POSCO heeft inmiddels ingestemd met een onafhankelijk onderzoek naar de situatie in India en zijn rol. APG verwacht van haar portfoliobedrijven dat zij handelen in lijn met uitgangspunten van de VN Global Compact en spreekt bedrijven daarop als daar aanleiding toe is. Namens haar klanten maakt APG keuzes waar het haar invloed aanwendt om portfolio bedrijven aan te spreken op verantwoord ondernemen. Leidend daarbij zijn de ernst van de vermeende schending en mogelijkheden die APG als aandeelhouder heeft om verbeteringen in het gedrag van ondernemingen te beïnvloeden.

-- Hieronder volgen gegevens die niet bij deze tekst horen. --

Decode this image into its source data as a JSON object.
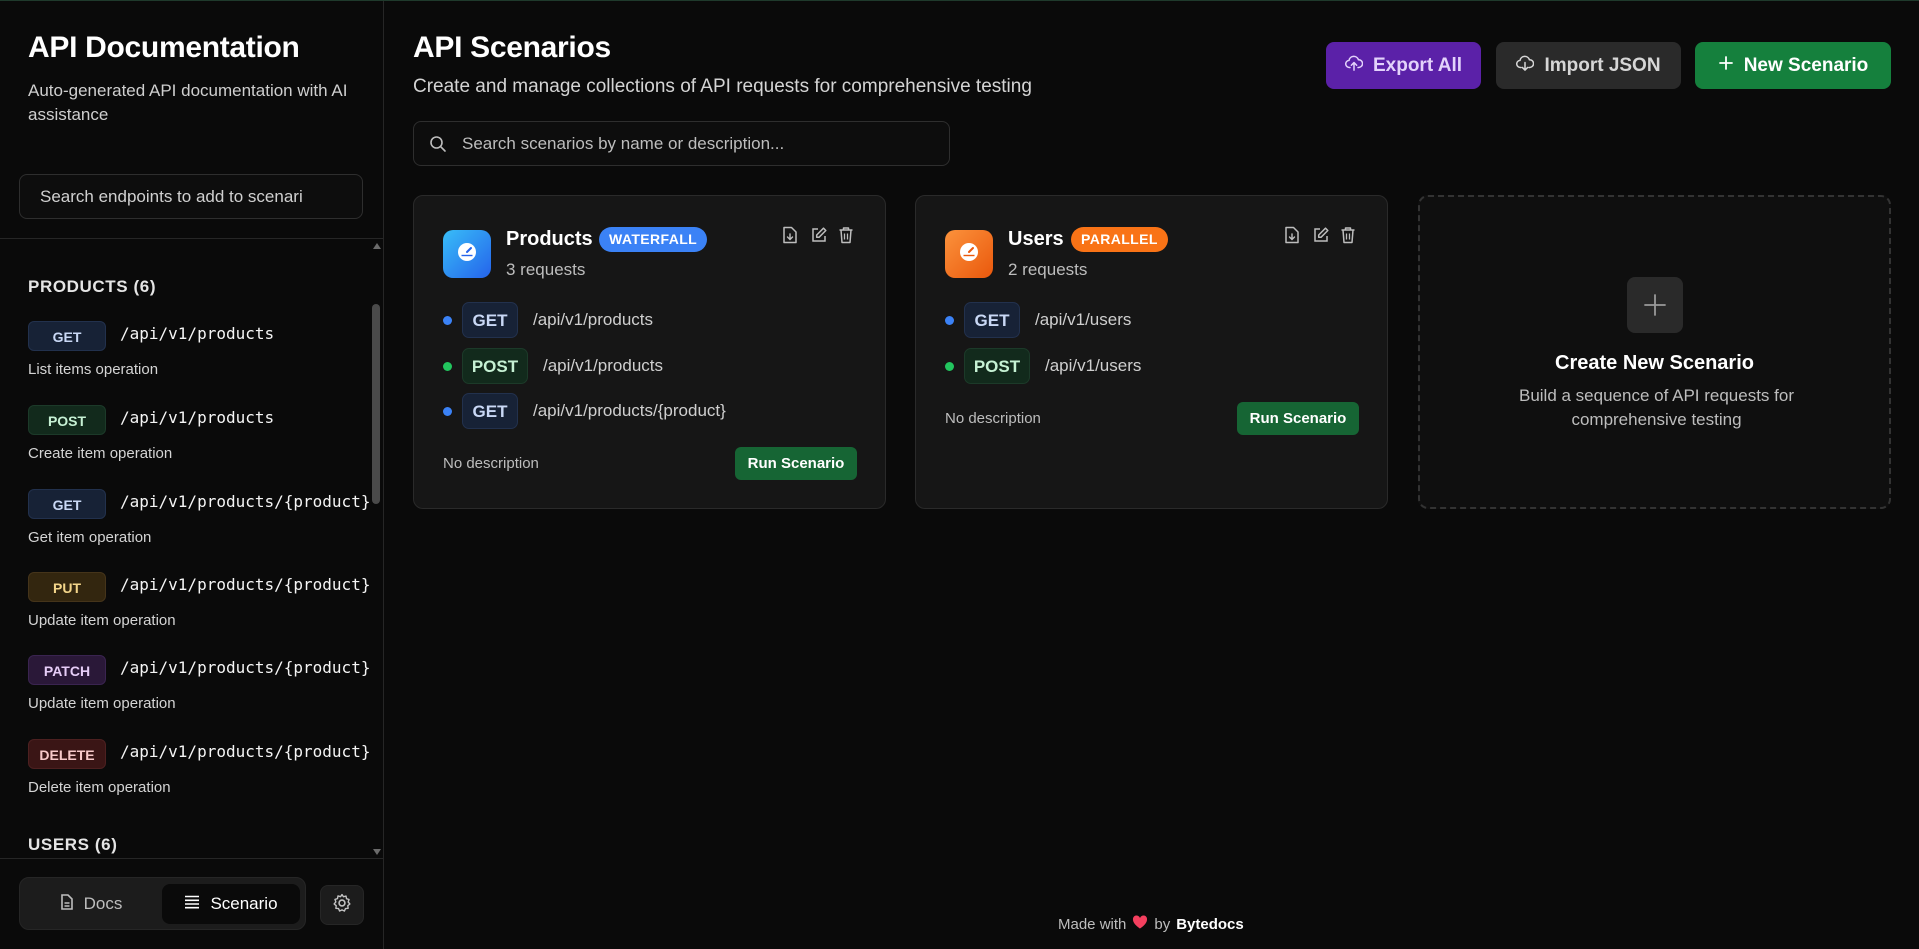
{
  "sidebar": {
    "title": "API Documentation",
    "subtitle": "Auto-generated API documentation with AI assistance",
    "search_text": "Search endpoints to add to scenari",
    "groups": [
      {
        "title": "PRODUCTS (6)",
        "endpoints": [
          {
            "method": "GET",
            "path": "/api/v1/products",
            "desc": "List items operation"
          },
          {
            "method": "POST",
            "path": "/api/v1/products",
            "desc": "Create item operation"
          },
          {
            "method": "GET",
            "path": "/api/v1/products/{product}",
            "desc": "Get item operation"
          },
          {
            "method": "PUT",
            "path": "/api/v1/products/{product}",
            "desc": "Update item operation"
          },
          {
            "method": "PATCH",
            "path": "/api/v1/products/{product}",
            "desc": "Update item operation"
          },
          {
            "method": "DELETE",
            "path": "/api/v1/products/{product}",
            "desc": "Delete item operation"
          }
        ]
      },
      {
        "title": "USERS (6)"
      }
    ],
    "nav": {
      "docs": "Docs",
      "scenario": "Scenario"
    }
  },
  "main": {
    "title": "API Scenarios",
    "subtitle": "Create and manage collections of API requests for comprehensive testing",
    "buttons": {
      "export": "Export All",
      "import": "Import JSON",
      "new": "New Scenario"
    },
    "search_placeholder": "Search scenarios by name or description...",
    "scenarios": [
      {
        "name": "Products",
        "badge": "WATERFALL",
        "count": "3 requests",
        "requests": [
          {
            "method": "GET",
            "path": "/api/v1/products"
          },
          {
            "method": "POST",
            "path": "/api/v1/products"
          },
          {
            "method": "GET",
            "path": "/api/v1/products/{product}"
          }
        ],
        "desc": "No description",
        "run": "Run Scenario"
      },
      {
        "name": "Users",
        "badge": "PARALLEL",
        "count": "2 requests",
        "requests": [
          {
            "method": "GET",
            "path": "/api/v1/users"
          },
          {
            "method": "POST",
            "path": "/api/v1/users"
          }
        ],
        "desc": "No description",
        "run": "Run Scenario"
      }
    ],
    "create": {
      "title": "Create New Scenario",
      "subtitle": "Build a sequence of API requests for comprehensive testing"
    }
  },
  "footer": {
    "made_with": "Made with",
    "by": "by",
    "brand": "Bytedocs"
  },
  "colors": {
    "export": "#5b21a8",
    "new": "#15803d",
    "waterfall": "#3b82f6",
    "parallel": "#f97316",
    "get_dot": "#3b82f6",
    "post_dot": "#22c55e"
  }
}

Het NCP deelt de zorgen van partijen over berichten over gedwongen landacquisities en stelt in zijn eindverklaring vast dat er behoefte is aan een dialoog tussen POSCO en alle stakeholders. Een onafhankelijke Review en Assessment missie zou bij kunnen dragen aan het tot stand komen van een dialoog tussen POSCO en alle stakeholders. Het NCP is bereid om hieraan in gezamenlijkheid met het Zuid Koreaanse en Noorse NCP een actieve bijdrage te leveren
In zijn eindverklaring concludeert het NCP ook dat bij een minderheidsbelang de verwachtingen van wat de invloed en mogelijkheden van een investeerder zijn realistisch moeten zijn. Financiële instellingen staan voor de uitdaging te helpen verduidelijken hoe ze invulling geven aan hun maatschappelijke verantwoordelijkheid bij het toepassen van de OESO-richtlijnen in de praktijk.
De eindverklaring bijbehorende documenten zijn te vinden op de website van het NCP.
De OESO-richtlijnen makenduidelijk wat de Nederlandse overheid (en 43 andere landen) van bedrijven verwacht bij het internationaal zakendoen op het gebied van maatschappelijk verantwoord ondernemen (MVO). Ze bieden handvatten voor bedrijven om met kwesties om te gaan zoals ketenverantwoordelijkheid, mensenrechten, kinderarbeid, milieu en corruptie. Bij geschillen over de toepassing van de Richtlijnen kunnen partijen zich richten tot het Nationaal Contactpunt (NCP). Het NCP probeert vervolgens partijen bij te staan om gezamenlijk te komen tot een oplossing van het probleem gericht op de toekomst, onder andere door bemiddeling via het NCP zelf of via een derde partij.